|
|
|
|
 |
|

|
COELACANTH
THE GLASS SPONGE
CD 23five 004
reviewed by P. Eldritch for E/I Magazine, issue 2, 2004
Static music or a music of static? Loren Chasse, education director
for sound art collective 23five, teacher, and half of id battery
with Brandon LaBelle, and Jim Haynes, label editorial director,
concept artist, and scribe for The Wire, truck in a nebulous
sort of "magic realism" as drone performance duo Coelacanth.
Chasse's approach towards sound is "to activate areas of
a landscpae and the objects in them as instruments"; Haynes
explores what he terms "the poetics of decay," having adopted
a working method of "rusting things" to achieve physical effects.
Are these goals reached? Mostly.

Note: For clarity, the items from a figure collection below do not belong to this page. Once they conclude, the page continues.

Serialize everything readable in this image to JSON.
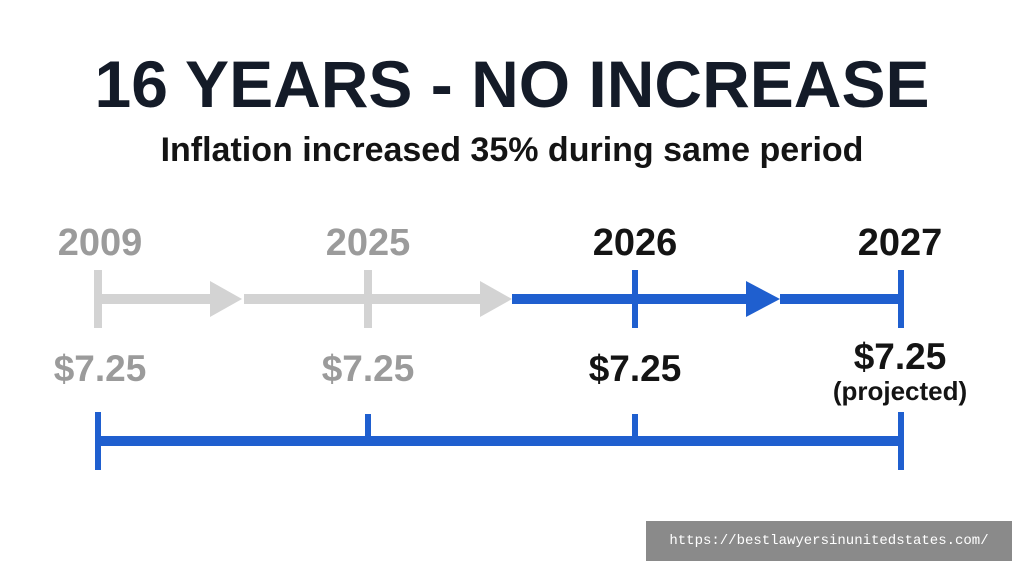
{
  "header": {
    "title": "16 YEARS - NO INCREASE",
    "subtitle": "Inflation increased 35% during same period"
  },
  "timeline": {
    "points": [
      {
        "year": "2009",
        "wage": "$7.25",
        "note": "",
        "status": "past"
      },
      {
        "year": "2025",
        "wage": "$7.25",
        "note": "",
        "status": "past"
      },
      {
        "year": "2026",
        "wage": "$7.25",
        "note": "",
        "status": "current"
      },
      {
        "year": "2027",
        "wage": "$7.25",
        "note": "(projected)",
        "status": "future"
      }
    ]
  },
  "colors": {
    "title": "#141b28",
    "past": "#9b9b9b",
    "current": "#141414",
    "accent_blue": "#1f5fcf",
    "arrow_gray": "#d3d3d3"
  },
  "watermark": {
    "text": "https://bestlawyersinunitedstates.com/"
  }
}
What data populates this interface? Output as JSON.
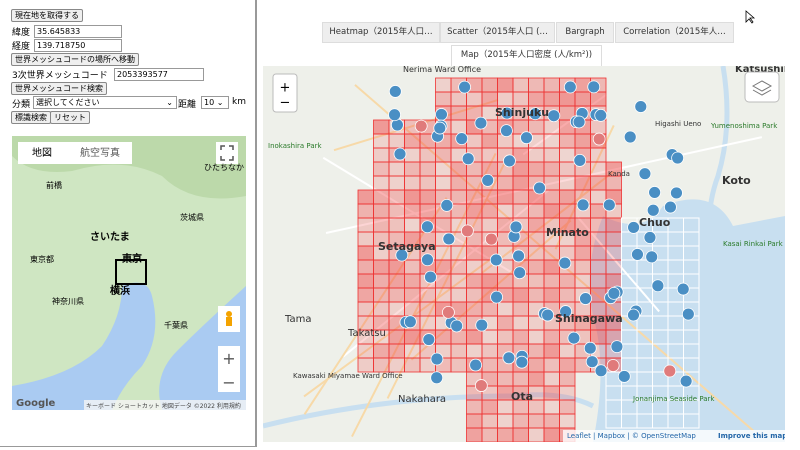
{
  "sidebar": {
    "locate_button": "現在地を取得する",
    "lat_label": "緯度",
    "lat_value": "35.645833",
    "lng_label": "経度",
    "lng_value": "139.718750",
    "move_button": "世界メッシュコードの場所へ移動",
    "mesh_label": "3次世界メッシュコード",
    "mesh_value": "2053393577",
    "search_button": "世界メッシュコード検索",
    "category_label": "分類",
    "category_value": "選択してください",
    "distance_label": "距離",
    "distance_value": "10",
    "distance_unit": "km",
    "standard_button": "標識検索",
    "reset_button": "リセット"
  },
  "google_map": {
    "map_tab": "地図",
    "satellite_tab": "航空写真",
    "labels": [
      "前橋",
      "ひたちなか",
      "さいたま",
      "東京",
      "東京都",
      "横浜",
      "千葉県",
      "神奈川県",
      "茨城県"
    ],
    "logo": "Google",
    "footer": "キーボード ショートカット  地図データ ©2022  利用規約"
  },
  "tabs": [
    "Heatmap（2015年人口…",
    "Scatter（2015年人口 (…",
    "Bargraph",
    "Correlation（2015年人…"
  ],
  "active_tab": "Map（2015年人口密度 (人/km²))",
  "leaflet_map": {
    "labels": [
      "Nerima Ward Office",
      "Shinjuku",
      "Minato",
      "Setagaya",
      "Shinagawa",
      "Ota",
      "Koto",
      "Chuo",
      "Katsushika",
      "Tama",
      "Takatsu",
      "Nakahara",
      "Kawasaki Miyamae Ward Office",
      "Inokashira Park",
      "Kasai Rinkai Park",
      "Yumenoshima Park",
      "Jonanjima Seaside Park",
      "Higashi Ueno",
      "Kanda"
    ],
    "attribution": "Leaflet | Mapbox | © OpenStreetMap",
    "improve": "Improve this map"
  }
}
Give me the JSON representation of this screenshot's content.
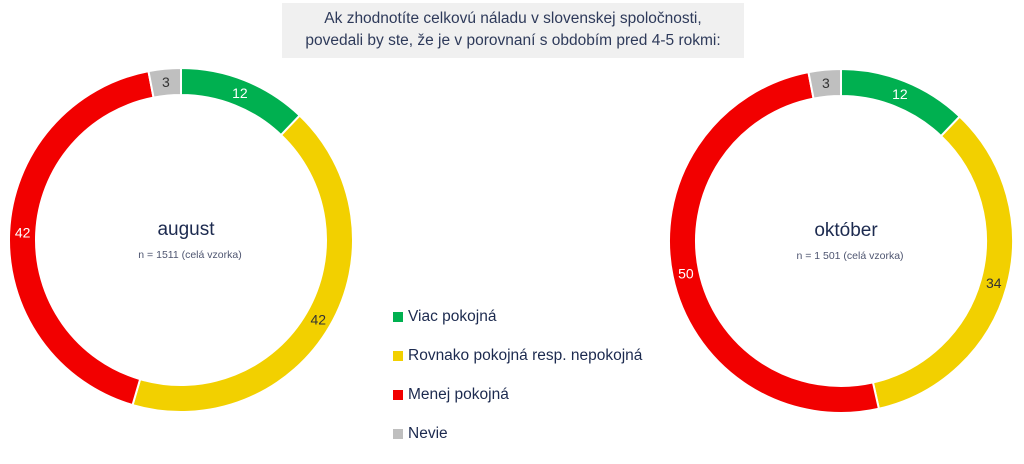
{
  "title": {
    "line1": "Ak zhodnotíte celkovú náladu v slovenskej spoločnosti,",
    "line2": "povedali by ste, že je v porovnaní s obdobím pred 4-5 rokmi:"
  },
  "colors": {
    "Viac pokojná": "#00b050",
    "Rovnako pokojná resp. nepokojná": "#f2d000",
    "Menej pokojná": "#f20000",
    "Nevie": "#bfbfbf"
  },
  "legend": [
    {
      "label": "Viac pokojná"
    },
    {
      "label": "Rovnako pokojná resp. nepokojná"
    },
    {
      "label": "Menej pokojná"
    },
    {
      "label": "Nevie"
    }
  ],
  "chart_data": [
    {
      "type": "pie",
      "style": "donut",
      "center_title": "august",
      "center_subtitle": "n = 1511 (celá vzorka)",
      "categories": [
        "Viac pokojná",
        "Rovnako pokojná resp. nepokojná",
        "Menej pokojná",
        "Nevie"
      ],
      "values": [
        12,
        42,
        42,
        3
      ],
      "data_labels": [
        "12",
        "42",
        "42",
        "3"
      ],
      "legend_position": "center-bottom"
    },
    {
      "type": "pie",
      "style": "donut",
      "center_title": "október",
      "center_subtitle": "n = 1 501 (celá vzorka)",
      "categories": [
        "Viac pokojná",
        "Rovnako pokojná resp. nepokojná",
        "Menej pokojná",
        "Nevie"
      ],
      "values": [
        12,
        34,
        50,
        3
      ],
      "data_labels": [
        "12",
        "34",
        "50",
        "3"
      ],
      "legend_position": "center-bottom"
    }
  ]
}
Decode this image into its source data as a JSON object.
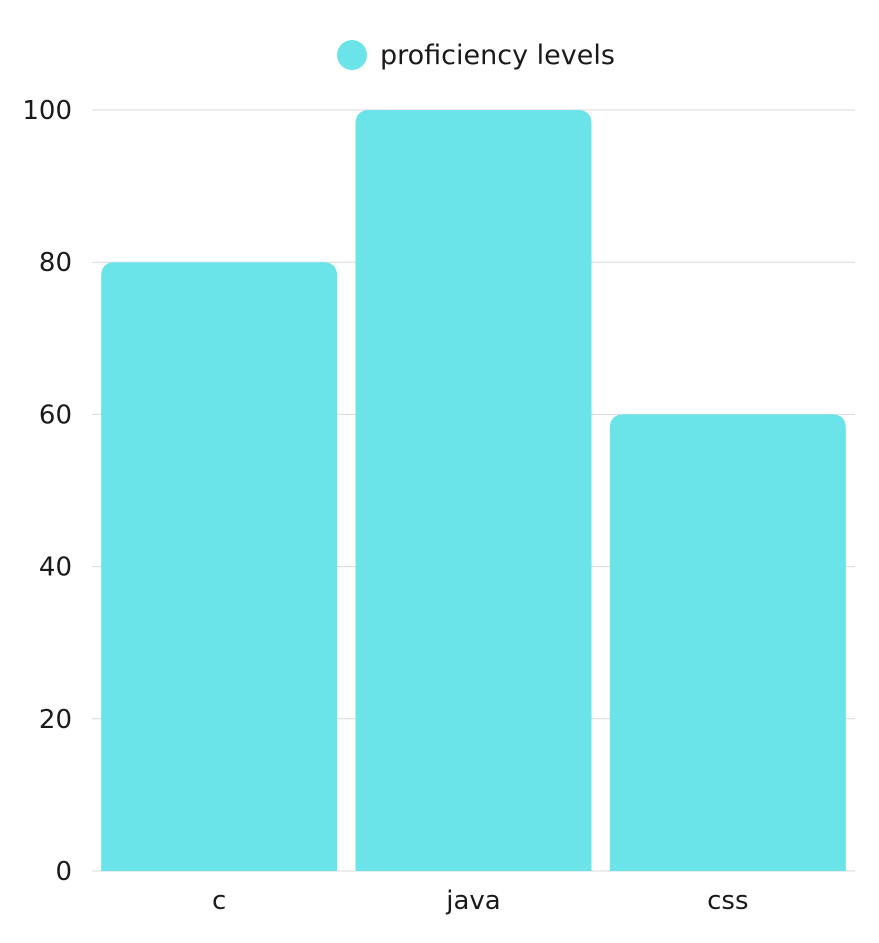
{
  "chart_data": {
    "type": "bar",
    "categories": [
      "c",
      "java",
      "css"
    ],
    "series": [
      {
        "name": "proficiency levels",
        "values": [
          80,
          100,
          60
        ]
      }
    ],
    "ylim": [
      0,
      100
    ],
    "yticks": [
      0,
      20,
      40,
      60,
      80,
      100
    ],
    "grid": true,
    "legend_position": "top-center",
    "bar_color": "#6ae4e8",
    "title": "",
    "xlabel": "",
    "ylabel": ""
  }
}
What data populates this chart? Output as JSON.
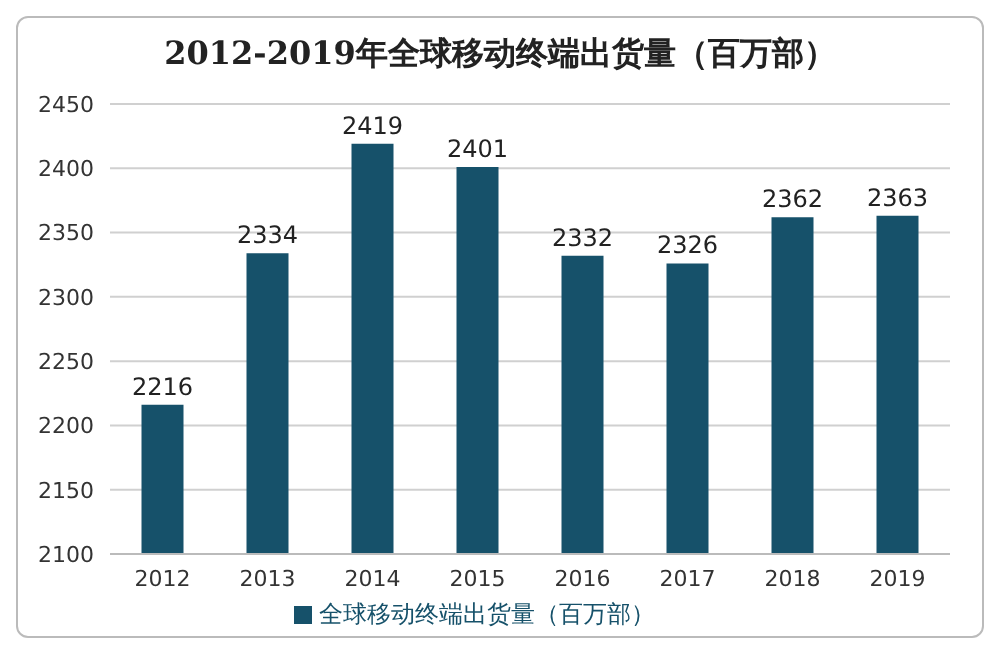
{
  "chart_data": {
    "type": "bar",
    "title": "2012-2019年全球移动终端出货量（百万部）",
    "categories": [
      "2012",
      "2013",
      "2014",
      "2015",
      "2016",
      "2017",
      "2018",
      "2019"
    ],
    "series": [
      {
        "name": "全球移动终端出货量（百万部）",
        "color": "#16516a",
        "values": [
          2216,
          2334,
          2419,
          2401,
          2332,
          2326,
          2362,
          2363
        ]
      }
    ],
    "ylim": [
      2100,
      2450
    ],
    "yticks": [
      2100,
      2150,
      2200,
      2250,
      2300,
      2350,
      2400,
      2450
    ],
    "grid": "y",
    "legend": "bottom",
    "data_labels": true
  }
}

Riding a horizon of processed
machine dread throughout the disc's four lengthy tracks
are sounds resembling shards of glass caught in a gas dryer,
all manners of grit, hiss, and mist like a thousand hornets
massing for migration, and an onslaught of arms and legs attacking
microphones then data-crunching the residue into shapes and
sounds tacitly cold and alien. Nominally, this is "drone" music,
which implies minimalism as well, but Chasse and Haynes vest
too much significance in bastardizing their surroundings, in
using the entire performance space as instrument (expounding
on Eno's old saw of using the studio as instrument), to mark
off the constantly evolving tableaux as a living object that
breathes, fluctuates, and reacts to stimuli. The duo provides
such stimuli, though one wonders about its efficacy post-context,
an issue that plagues many an improvising soundscraper when
the installation's recording is removed from said installation.
Still, the buzzing metals and vibrating tendrils of sound on
display here leave no doubt as to the legitimacy of the art
piece with a better chance at longetivity than its extinct namesake.
NB. As most should know, the Coelacanth is far from extinct.
In the 1940, a young ictheologist discovered the ancient fish
off the coast of Madagascar. Since then, the creature has
been found thriving in the murky depths of the world's
oceans. Mr. Eldritch should have paid more attention in science
class, and his observation skills would be vastly improved.